Отсюда следует, что военно-дисциплинарный закон есть Blankettgesetz5. Нельзя говорить об отсутствии диспозиции в этом случае, так как определительной нормой при дисциплинарных нарушениях является норма воинского правопорядка. В каждом отдельном случай судья-начальник, оценивая данное деяние, ставит на бланковой части закона подходящую норму6. Разумеется, отдельные законодательства могут или вовсе не определять диспозитивной части, или определять ее в самых общих чертах7, или давать примерный перечень нарушений8 или, наконец, по примеру военно-уголовного закона, устанавливать совокупность признаков каждого отдельного нарушения1. Однако, последний способ - самый ненадежный: он не полон и стесняет судью2.

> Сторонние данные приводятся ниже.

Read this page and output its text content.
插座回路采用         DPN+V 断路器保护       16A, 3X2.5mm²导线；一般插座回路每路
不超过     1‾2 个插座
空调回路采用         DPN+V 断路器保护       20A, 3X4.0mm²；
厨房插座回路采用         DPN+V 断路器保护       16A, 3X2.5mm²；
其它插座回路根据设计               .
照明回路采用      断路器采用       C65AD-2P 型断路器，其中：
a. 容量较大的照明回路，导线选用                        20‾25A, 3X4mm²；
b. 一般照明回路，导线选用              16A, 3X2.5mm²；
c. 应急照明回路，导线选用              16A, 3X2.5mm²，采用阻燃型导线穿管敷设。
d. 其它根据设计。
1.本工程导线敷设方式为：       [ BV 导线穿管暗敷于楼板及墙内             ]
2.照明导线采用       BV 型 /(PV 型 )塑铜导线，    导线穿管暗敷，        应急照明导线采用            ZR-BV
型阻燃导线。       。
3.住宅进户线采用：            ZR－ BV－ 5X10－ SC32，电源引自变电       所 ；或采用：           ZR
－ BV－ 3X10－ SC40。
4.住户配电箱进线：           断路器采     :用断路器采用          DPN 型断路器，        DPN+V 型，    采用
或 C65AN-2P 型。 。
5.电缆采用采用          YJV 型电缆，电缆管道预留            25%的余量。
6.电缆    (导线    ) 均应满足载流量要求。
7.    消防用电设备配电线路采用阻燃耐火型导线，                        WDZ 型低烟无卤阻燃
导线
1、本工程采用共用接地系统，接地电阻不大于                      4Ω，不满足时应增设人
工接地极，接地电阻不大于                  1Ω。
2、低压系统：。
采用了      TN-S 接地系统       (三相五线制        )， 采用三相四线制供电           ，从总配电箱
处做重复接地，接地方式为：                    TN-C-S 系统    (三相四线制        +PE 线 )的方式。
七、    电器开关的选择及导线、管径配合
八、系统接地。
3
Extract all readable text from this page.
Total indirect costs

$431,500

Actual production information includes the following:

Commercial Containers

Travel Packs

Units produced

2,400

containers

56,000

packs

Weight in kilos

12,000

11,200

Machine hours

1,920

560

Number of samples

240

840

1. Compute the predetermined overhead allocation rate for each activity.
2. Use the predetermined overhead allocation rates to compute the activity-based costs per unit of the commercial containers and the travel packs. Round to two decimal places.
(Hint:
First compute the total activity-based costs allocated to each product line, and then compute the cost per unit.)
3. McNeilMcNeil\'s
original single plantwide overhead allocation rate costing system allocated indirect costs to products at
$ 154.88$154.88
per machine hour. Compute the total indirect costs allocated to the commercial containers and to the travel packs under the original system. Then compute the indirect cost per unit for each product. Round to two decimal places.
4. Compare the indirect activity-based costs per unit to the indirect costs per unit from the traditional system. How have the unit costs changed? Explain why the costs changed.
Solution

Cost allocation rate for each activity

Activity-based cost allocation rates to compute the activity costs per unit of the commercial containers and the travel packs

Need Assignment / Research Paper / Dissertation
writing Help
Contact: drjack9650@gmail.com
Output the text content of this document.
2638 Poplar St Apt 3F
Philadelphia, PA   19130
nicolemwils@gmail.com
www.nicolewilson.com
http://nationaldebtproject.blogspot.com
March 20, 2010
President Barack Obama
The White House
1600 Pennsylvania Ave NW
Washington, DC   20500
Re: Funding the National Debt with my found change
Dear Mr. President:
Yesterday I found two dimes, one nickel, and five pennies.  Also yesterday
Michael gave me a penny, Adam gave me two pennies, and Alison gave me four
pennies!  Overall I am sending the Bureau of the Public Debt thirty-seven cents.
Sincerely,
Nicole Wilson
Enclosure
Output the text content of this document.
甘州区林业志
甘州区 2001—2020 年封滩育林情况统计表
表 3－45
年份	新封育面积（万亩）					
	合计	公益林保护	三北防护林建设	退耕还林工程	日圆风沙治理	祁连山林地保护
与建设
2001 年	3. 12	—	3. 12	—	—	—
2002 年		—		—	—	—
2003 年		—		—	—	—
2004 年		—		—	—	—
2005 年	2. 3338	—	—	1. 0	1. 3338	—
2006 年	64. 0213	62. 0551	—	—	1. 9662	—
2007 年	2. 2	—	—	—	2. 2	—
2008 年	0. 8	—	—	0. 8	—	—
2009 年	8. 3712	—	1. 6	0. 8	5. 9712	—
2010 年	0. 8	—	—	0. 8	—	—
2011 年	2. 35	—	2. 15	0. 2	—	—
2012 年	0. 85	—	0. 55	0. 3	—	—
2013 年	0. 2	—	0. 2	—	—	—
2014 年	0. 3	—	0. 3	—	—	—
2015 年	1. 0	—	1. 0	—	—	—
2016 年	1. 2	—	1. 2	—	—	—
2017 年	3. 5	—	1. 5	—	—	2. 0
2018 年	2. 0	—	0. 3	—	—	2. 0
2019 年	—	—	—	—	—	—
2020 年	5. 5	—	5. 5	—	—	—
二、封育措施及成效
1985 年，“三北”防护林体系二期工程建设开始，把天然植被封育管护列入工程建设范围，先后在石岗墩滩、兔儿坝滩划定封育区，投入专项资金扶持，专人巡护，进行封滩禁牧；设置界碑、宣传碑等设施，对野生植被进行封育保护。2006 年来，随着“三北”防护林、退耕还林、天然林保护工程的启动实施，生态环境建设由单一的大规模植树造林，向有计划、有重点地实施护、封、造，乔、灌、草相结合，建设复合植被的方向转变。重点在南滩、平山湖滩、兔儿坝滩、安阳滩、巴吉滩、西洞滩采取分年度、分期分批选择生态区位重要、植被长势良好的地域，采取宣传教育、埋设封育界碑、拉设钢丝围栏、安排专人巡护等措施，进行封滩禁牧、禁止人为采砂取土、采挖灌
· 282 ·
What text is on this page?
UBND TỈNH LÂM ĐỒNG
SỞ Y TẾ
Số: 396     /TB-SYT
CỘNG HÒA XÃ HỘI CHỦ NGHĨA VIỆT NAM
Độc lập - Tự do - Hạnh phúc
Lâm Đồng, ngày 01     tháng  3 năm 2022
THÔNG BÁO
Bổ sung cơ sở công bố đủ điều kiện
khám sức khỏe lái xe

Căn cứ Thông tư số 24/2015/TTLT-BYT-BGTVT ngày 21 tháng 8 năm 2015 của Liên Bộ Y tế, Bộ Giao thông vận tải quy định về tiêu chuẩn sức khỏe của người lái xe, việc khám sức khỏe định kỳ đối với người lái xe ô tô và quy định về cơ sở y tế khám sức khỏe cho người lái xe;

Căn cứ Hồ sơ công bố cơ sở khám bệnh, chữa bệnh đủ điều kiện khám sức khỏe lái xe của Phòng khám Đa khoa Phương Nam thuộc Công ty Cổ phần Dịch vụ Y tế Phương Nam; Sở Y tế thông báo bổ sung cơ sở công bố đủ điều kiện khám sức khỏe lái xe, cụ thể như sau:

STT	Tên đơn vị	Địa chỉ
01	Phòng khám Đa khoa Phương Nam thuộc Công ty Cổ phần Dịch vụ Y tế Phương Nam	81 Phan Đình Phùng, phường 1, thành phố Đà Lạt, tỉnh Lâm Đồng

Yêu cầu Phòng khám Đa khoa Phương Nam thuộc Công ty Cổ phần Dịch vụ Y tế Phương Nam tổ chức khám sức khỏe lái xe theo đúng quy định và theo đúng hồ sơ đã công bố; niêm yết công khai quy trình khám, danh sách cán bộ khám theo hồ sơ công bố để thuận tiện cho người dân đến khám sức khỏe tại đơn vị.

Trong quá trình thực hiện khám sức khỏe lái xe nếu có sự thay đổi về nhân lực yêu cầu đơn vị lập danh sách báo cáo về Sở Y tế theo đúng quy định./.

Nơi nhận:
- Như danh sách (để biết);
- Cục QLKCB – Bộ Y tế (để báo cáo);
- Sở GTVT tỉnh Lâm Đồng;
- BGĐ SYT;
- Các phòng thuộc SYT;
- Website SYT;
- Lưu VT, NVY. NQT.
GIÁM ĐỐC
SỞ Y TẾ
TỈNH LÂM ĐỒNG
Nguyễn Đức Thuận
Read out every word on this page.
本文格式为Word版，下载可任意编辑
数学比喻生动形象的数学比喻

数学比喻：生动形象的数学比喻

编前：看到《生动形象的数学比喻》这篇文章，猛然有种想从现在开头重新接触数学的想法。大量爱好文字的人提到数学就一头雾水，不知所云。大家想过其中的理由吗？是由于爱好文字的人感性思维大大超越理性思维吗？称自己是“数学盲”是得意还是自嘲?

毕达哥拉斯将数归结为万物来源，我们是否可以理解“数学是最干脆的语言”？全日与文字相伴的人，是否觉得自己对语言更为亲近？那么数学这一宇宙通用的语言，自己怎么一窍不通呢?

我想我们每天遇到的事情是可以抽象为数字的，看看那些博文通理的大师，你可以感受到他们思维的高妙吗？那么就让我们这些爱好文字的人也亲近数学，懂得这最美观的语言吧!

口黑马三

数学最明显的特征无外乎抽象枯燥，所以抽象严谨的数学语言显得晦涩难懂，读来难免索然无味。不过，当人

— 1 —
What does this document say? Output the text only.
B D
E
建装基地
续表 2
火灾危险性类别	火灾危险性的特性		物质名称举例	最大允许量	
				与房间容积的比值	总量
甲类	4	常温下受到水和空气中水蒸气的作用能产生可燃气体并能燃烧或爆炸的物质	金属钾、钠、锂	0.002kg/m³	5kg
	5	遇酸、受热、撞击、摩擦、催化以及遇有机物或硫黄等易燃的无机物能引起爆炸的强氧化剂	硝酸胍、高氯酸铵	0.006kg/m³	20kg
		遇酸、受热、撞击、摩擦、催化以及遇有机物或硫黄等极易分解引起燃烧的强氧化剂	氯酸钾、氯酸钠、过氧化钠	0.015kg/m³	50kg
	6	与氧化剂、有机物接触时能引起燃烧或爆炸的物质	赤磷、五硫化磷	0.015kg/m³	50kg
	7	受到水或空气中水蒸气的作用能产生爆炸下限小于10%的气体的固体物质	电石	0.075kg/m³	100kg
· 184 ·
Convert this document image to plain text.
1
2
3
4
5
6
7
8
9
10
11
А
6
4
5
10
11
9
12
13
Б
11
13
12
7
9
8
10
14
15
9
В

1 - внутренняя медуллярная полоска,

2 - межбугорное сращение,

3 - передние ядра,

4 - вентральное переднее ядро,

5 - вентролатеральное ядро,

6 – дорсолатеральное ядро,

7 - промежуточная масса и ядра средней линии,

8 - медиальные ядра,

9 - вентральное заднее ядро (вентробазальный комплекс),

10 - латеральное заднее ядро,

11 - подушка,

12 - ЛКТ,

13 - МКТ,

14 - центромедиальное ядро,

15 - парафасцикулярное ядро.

Бланкетные диспозиции в наше время получают все большее распространение в области маловажных нарушений общего правопорядка3; в армии они должны пользоваться не меньшим успехом, так как содействуют быстроте отправления уголовного правосудия и охране воинского правопорядка, само собой разумеется, не выходя из области самых незначительных его нарушений.
Таким образом, воинское преступление и дисциплинарное нарушение отличаются только количественным своим признаком и принципиальных границ не имеют, так как оба являются наказуемым посягательством на воинский правопорядок4.